The question of whether boxing needs Mike Tyson is something that has been asked throughout this famous/infamous fighter’s career for varying reasons. Now, as the sport is slipping into a quagmire of mediocrity and fight-fans numbers seem to be dwindling, Tyson is (again) being called upon to save the sport from itself.

Love him or hate him, Tyson is the biggest name in heavyweight boxing since Muhammad Ali. Few of the heavyweight champions who filled the gap between these two men will be remembered in twenty years time — some have already been forgotten — but the names of Ali and Tyson will be around as long as the sport itself . That doesn’t mean they were the best, it just means they are the most famous.

Their personas transcend the sport itself, and they are among the elite group of universally recognised humans on this planet. Proving the media power of “Iron” Mike yet again is a certain Senator’s insistence to deny the man from making a living in his state. This must purely be a publicity stunt to try and score political points, or are we to understand that everybody in New Jersey conforms to a utopian code of conduct or else they are denied the right to work there.

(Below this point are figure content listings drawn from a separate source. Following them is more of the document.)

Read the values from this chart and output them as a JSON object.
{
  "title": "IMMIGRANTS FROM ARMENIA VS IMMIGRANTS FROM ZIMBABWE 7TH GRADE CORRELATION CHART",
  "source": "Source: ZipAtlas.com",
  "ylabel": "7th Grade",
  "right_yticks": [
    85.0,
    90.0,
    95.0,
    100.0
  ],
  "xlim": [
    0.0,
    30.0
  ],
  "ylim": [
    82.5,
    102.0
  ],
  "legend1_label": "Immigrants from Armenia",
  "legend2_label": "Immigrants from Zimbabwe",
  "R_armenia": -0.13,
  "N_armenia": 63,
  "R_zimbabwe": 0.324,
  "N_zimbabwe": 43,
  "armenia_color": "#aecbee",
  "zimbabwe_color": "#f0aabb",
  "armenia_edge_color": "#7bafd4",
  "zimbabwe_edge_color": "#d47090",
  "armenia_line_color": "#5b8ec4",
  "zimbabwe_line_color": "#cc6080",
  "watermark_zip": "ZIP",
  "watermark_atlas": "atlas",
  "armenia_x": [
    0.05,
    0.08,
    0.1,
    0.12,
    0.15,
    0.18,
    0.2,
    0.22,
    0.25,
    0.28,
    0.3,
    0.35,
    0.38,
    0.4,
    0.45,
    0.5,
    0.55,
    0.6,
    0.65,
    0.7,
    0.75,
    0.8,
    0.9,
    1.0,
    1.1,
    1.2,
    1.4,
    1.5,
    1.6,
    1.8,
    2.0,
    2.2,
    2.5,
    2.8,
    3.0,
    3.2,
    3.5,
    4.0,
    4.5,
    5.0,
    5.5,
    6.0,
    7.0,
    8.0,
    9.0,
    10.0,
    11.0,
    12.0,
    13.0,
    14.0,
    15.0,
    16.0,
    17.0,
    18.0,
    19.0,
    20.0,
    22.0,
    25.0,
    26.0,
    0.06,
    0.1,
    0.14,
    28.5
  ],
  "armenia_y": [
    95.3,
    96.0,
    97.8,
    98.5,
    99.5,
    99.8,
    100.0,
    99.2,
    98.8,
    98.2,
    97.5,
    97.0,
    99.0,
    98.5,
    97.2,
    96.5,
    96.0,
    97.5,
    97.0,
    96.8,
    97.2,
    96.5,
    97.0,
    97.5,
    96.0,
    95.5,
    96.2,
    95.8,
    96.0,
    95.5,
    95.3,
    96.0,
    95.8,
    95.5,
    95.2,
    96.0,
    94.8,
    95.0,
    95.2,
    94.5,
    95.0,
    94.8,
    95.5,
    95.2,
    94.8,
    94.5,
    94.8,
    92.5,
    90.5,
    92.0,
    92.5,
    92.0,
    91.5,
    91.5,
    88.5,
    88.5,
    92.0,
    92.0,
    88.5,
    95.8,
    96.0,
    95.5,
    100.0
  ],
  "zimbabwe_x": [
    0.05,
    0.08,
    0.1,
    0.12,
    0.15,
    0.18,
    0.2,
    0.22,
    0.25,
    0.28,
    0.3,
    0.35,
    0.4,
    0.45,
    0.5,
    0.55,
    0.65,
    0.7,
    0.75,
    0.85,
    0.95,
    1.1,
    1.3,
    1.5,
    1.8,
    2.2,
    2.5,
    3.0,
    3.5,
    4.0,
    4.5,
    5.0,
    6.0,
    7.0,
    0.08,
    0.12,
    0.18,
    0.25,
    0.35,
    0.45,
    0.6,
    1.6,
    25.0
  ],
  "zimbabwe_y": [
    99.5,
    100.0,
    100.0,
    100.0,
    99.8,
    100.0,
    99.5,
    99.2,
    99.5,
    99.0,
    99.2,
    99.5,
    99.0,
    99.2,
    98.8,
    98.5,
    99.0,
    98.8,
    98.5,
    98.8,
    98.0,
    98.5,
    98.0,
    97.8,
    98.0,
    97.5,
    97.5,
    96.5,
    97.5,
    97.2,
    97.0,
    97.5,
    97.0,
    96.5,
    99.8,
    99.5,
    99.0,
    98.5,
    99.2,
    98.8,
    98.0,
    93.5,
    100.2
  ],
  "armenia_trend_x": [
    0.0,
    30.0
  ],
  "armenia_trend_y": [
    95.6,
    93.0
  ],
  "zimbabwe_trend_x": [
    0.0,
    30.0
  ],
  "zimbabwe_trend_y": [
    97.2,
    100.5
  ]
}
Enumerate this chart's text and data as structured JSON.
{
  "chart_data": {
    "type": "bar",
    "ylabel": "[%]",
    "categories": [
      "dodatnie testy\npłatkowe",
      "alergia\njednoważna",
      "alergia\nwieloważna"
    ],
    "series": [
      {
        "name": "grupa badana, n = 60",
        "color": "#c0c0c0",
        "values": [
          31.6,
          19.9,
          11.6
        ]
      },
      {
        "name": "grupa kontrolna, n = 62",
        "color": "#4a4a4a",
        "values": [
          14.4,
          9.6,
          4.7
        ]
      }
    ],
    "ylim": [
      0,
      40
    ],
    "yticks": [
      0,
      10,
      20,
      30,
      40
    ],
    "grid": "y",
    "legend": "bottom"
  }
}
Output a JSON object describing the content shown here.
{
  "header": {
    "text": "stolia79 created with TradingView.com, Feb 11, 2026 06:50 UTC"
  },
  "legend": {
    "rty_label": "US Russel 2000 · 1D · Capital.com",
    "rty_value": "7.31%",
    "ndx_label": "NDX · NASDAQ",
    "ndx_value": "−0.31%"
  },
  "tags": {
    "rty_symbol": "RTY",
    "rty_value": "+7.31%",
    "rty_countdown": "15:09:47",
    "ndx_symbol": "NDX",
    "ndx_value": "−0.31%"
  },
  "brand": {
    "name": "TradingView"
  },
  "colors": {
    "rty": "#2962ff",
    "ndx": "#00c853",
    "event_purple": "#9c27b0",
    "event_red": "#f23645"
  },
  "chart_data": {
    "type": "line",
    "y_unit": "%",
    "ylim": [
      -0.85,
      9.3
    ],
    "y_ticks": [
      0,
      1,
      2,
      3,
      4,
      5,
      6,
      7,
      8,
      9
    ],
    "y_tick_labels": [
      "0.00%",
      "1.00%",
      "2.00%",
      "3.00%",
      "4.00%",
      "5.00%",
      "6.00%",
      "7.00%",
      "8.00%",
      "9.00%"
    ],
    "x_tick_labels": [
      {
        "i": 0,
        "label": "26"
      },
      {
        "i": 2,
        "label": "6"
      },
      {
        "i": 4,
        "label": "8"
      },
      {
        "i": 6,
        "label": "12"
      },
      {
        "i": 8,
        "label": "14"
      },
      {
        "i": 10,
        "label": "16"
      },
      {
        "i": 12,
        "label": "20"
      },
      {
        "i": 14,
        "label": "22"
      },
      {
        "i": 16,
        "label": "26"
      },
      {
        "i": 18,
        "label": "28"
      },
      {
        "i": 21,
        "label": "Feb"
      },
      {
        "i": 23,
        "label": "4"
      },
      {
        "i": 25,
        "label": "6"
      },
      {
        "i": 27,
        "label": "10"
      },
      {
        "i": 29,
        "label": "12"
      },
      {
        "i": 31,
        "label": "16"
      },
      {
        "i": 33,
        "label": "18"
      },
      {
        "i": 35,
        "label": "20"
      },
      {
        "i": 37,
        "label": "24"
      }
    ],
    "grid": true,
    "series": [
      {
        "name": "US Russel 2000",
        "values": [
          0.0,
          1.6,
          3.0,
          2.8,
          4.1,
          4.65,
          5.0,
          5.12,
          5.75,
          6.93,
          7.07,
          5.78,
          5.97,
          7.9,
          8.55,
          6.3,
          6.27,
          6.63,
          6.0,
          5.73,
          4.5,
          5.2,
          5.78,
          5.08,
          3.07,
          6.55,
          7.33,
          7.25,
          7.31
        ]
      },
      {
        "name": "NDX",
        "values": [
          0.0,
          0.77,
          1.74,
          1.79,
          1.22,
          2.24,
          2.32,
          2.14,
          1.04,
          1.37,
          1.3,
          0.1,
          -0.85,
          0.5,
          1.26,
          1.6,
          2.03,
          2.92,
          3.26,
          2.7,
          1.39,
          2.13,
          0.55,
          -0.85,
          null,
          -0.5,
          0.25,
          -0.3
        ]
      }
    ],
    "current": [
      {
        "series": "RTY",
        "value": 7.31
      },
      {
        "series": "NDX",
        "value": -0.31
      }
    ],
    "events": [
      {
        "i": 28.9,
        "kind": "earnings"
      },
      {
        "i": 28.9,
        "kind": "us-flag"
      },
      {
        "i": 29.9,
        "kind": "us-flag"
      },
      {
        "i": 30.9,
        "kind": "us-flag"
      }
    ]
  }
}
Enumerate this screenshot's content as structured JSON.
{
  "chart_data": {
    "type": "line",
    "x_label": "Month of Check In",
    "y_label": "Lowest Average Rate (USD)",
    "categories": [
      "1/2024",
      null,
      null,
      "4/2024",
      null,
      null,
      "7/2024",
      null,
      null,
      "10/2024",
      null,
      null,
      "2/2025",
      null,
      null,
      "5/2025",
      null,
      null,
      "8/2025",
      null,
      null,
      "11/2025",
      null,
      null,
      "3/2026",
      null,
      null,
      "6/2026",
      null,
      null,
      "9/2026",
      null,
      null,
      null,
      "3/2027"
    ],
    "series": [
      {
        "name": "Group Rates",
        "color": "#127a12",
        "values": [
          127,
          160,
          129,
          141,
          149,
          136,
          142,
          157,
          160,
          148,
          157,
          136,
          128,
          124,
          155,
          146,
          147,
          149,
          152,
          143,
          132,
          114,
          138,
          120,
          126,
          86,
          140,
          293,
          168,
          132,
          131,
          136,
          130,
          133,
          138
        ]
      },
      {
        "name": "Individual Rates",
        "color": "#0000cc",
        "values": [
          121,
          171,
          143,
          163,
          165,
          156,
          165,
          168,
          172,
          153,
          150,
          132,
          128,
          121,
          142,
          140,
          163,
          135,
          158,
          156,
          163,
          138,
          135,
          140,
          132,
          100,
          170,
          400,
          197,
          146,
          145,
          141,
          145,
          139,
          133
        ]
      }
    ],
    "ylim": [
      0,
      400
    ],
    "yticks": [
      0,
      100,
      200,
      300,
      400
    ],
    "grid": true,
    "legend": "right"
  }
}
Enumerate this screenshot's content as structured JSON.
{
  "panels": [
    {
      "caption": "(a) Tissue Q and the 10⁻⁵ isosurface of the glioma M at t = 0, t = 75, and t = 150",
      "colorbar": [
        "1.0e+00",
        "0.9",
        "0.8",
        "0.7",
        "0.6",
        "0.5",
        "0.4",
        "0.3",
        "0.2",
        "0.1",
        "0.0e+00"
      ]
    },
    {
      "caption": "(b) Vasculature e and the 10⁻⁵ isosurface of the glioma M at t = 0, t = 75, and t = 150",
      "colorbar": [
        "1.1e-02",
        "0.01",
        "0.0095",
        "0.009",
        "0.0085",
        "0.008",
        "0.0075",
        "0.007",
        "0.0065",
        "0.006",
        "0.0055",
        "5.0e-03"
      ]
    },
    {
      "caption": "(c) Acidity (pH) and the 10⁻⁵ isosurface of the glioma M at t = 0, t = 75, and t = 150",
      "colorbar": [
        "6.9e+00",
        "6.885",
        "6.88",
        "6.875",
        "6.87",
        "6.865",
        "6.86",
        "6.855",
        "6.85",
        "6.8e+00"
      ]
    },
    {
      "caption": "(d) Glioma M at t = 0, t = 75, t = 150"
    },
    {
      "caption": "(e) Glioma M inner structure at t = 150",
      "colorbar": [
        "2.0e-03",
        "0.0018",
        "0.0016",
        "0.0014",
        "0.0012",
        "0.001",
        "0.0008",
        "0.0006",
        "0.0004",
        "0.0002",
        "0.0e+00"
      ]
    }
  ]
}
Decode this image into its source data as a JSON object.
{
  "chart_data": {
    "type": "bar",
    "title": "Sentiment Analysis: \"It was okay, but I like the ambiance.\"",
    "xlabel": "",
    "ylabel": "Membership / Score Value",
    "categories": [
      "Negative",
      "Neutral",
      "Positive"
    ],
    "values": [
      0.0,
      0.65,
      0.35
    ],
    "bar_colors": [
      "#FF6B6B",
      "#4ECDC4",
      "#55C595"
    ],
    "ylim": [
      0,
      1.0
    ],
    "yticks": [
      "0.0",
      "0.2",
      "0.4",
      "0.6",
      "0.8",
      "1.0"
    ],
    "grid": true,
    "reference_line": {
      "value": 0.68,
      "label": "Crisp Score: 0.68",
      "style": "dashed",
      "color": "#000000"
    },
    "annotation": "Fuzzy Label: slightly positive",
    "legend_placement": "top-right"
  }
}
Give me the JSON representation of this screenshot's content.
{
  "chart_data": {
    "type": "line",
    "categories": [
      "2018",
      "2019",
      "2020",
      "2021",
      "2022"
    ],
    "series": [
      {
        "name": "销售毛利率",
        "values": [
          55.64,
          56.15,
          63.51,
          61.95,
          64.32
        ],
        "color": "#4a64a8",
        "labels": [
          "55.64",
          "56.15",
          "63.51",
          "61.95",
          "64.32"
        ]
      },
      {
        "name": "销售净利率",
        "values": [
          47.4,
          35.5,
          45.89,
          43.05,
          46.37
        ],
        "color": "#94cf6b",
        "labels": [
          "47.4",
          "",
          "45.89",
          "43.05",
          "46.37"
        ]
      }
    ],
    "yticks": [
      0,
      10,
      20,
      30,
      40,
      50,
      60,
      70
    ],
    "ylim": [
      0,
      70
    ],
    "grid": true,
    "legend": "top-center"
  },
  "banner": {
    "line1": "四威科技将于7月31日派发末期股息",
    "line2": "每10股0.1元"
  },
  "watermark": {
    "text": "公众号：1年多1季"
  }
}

That no one can atone for any wrongdoings and forgiveness is a word only heard in church services?

It’s a heavy price for fame, but it seems it is Tyson’s fate to be used and abused to forward other people’s agendas and pocketbooks. In the end, however, Tyson just needs to pitch up at any boxing ring in the world and people will be there in droves to watch him. The man is an enigma. It matters little that his skills have eroded and that he has been sub-standard since his last beating at the hands of Evander Hollyfield, or should I say ears? What will it mean if and when Tyson knocks out Danny Williams on 31 July? Given Williams stature and record, on the face of it not much, but what it will do is create hope.

Maybe Tyson can come back and mop up the heavyweight division. Maybe we can recapture the excitement of when he was the youngest man to win a heavyweight world title. Get those days back when he had an aura of invincibility. If Tyson can turn around and come back a winner, then surely so can every other man/women and child you has ever faced adversity. Maybe others who have found forgiveness for past errors can rebuild their lives (except in New Jersey).

Tyson is a symbol, and like it or not he is a role model. Not for what he does outside of the ring, but what he does in it. Boxing has always been a sport in which people can project their own struggles onto the fighters they support. No other sport symbolizes the lone struggle of an individual in life as purely as does boxing. Even those who do not follow the sport relate to the battle in the squared circle and identify with a person having to face up to the challenge before him in order to come out victorious. It’s universal and Mike Tyson is the symbolic champion in many people’s lives.

Everybody wants to be invincible. Everybody wants to go forward. So does boxing need Mike Tyson?